Version Control with Git and GitHub
Overview
Teaching: 15 min
Exercises: 45 minQuestions
How does version control track the changes in a collaborative project?
Objectives
Fork a repository from GitHub.
Clone a repository on your local machine.
Use git status, git add, and git commit to make changes to a repository.
Push changes to a GitHub repository.
Create a pull request to an upstream GitHub repository.
Address merge conflicts that arise when multiple people merge changes.
Overview
In this activity, you will make a GitHub account, clone a working repository, and perform some basic tasks that are common in using GitHub and git as a community repository. Note that git and GitHub are extremely powerful and only a very small subset of the capabilities are shown in this exercise.
Making a GitHub account
- In a browser go to https://github.com
- Fill in the blanks for Username, Email and Password (remember the password since you will need it later)
- Choose the “Unlimited public repositories for free” button and click “Continue”
- You can either fill in the survey and click “Continue” or click “Skip this step” (next to the “Continue” button at the bottom of the page)
- You will get an email to verify your email address. Click on the link in the email and log into your account.
- You now have a fully functioning account!
Choosing your GitHub Username
It is now very common for potential advisors and employers to look at your GitHub page to see what types of projects you have contributed to. Therefore, you should chooose a GitHub username that is recognizable and professional, and keep your profile up-to-date.
Forking a repository
- Find an existing repository that you want to work on. Use the repository at https://github.com/twindus/github-tutorial unless your instructor gives you a different repository to use.
- Click on the “Fork” button on the upper right corner of the screen:
- This will create a clone of the repository into your GitHub account and put your active browser page on your repository. This will allow you to make your own changes to the content of the repository.
Set your local git repository
So far, you have only interacted with GitHub. To most effectively make changes in a repository, it is most useful to have a copy (or clone) of the repository on your computer.
To do this, you will first need to open an appropriate “window” on your computer and set up your git repository:
- If you are on a Windows machine, go to the Start Menu and start the application “Git Bash” or the “Anaconda Powershell Prompt”, whichever you have available on your machine.
- If you are on a Mac, you should start the “Terminal” application (located in Applications/Utilities).
Either one of these will open a window where you can type in commands. For the rest of the exercise, we will call this window the “command window”.
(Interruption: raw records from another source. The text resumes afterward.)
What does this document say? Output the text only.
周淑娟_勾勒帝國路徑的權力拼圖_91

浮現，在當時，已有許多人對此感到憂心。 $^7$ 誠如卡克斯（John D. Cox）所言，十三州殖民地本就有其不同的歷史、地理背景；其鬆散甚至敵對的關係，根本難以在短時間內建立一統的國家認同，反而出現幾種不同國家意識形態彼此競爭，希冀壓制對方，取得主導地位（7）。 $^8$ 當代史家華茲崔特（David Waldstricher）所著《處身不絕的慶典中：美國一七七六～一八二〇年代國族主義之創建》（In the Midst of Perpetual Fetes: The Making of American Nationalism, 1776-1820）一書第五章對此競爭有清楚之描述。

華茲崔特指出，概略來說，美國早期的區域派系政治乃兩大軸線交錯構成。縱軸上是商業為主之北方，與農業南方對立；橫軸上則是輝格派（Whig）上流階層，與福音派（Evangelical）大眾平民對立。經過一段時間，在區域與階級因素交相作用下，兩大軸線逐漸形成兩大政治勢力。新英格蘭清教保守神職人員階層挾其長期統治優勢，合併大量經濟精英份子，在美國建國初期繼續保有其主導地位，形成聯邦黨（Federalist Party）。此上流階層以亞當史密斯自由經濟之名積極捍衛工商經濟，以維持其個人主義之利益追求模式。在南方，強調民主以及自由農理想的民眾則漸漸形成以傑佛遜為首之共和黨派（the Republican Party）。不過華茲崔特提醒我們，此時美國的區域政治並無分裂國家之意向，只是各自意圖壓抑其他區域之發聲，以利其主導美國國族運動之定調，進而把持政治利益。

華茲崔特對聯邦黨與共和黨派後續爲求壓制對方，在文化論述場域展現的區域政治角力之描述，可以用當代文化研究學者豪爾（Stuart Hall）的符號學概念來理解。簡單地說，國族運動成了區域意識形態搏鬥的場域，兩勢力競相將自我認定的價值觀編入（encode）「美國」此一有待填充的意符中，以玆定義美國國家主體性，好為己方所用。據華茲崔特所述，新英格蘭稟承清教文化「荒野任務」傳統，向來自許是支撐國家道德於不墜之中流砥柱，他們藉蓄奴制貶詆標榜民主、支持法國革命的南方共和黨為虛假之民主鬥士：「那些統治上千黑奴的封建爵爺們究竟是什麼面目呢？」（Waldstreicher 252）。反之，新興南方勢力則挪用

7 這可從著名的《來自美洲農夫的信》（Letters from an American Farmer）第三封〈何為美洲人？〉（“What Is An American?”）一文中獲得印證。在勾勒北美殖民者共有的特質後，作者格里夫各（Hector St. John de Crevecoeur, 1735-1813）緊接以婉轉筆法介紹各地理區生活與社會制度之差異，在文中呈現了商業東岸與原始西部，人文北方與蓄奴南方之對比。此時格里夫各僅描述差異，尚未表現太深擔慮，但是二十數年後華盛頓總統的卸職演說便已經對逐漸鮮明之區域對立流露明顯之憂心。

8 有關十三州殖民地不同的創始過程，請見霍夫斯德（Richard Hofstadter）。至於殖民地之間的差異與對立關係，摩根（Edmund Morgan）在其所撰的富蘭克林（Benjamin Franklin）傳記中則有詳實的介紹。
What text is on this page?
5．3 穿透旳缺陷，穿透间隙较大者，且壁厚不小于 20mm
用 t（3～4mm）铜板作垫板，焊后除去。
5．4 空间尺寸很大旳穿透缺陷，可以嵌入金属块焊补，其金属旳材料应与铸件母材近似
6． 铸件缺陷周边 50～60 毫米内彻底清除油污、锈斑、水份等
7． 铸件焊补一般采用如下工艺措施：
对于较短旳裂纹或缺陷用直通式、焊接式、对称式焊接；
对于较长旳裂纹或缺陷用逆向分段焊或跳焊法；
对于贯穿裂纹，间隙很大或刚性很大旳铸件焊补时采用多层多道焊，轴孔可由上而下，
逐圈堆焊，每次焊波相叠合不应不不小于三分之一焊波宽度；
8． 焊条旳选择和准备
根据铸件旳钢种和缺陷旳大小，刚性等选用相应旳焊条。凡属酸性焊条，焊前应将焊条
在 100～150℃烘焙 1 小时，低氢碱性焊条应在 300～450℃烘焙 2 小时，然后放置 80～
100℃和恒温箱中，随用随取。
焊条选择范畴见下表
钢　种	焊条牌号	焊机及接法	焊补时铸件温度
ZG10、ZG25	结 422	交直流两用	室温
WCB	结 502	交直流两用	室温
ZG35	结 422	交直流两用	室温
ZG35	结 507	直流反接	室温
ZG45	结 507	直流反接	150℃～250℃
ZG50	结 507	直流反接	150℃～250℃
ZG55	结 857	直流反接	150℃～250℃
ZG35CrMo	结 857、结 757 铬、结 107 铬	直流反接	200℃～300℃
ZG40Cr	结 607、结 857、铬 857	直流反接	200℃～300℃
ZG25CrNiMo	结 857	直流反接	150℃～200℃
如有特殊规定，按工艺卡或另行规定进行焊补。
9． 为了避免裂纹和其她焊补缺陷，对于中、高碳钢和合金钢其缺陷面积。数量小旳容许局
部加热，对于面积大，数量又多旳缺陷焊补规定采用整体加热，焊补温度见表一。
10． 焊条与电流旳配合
Now we need to configure git so it knows a bit about you. The first command below is setting your email address and the second one sets your name (this can be anything that you would like it to be, but most people use their real names so that others can tell who is working on a repository). These particular commands are setting options in a file named .gitconfig in your home directory and will be what is used for ALL of your git repositories. In the command window, type
git config --global user.email you@example.com
git config --global user.name "Your Name"
Make sure that you substitute in your actual e-mail for you@example.com and your real name for Your Name. You will need the quotes around Your Name.
Make a clone of the repository on your own computer
To clone your repository onto your computer:
- You will need to know the repository address (or remote address) to take the information from. Go to your repository in GitHub on your browser and click on the green “Clone or download” button. Once the pop-up window opens, click on the clipboard icon to copy the URL into the clipboard (make sure to grab the URL and not the ssh address):
- Now, go to the command window. We will make a clone of the repository in GitHub to your local machine. We will make a folder in your (Desktop) folder to make sure we know where it is. Type:
cd (Desktop) mkdir molssi-day2 cd molssi-day2 git clone <url>
where you should substitute the location of your Desktop folder for (Desktop). Also,
should be replaced with the url you obtained in the previous (you can paste it into the command window or type it from the browser window - in the example above the is https://github.com/tlwstudent/github-tutorial) *Do not use the url to the in the figure! Use the one for your repository!* - You should now have a copy of the repository on your computer. To get into the directory where the files are located, type:
cd github-tutorial
If you then type:
ls
into the command window, you will get a list of the files that are in the repository.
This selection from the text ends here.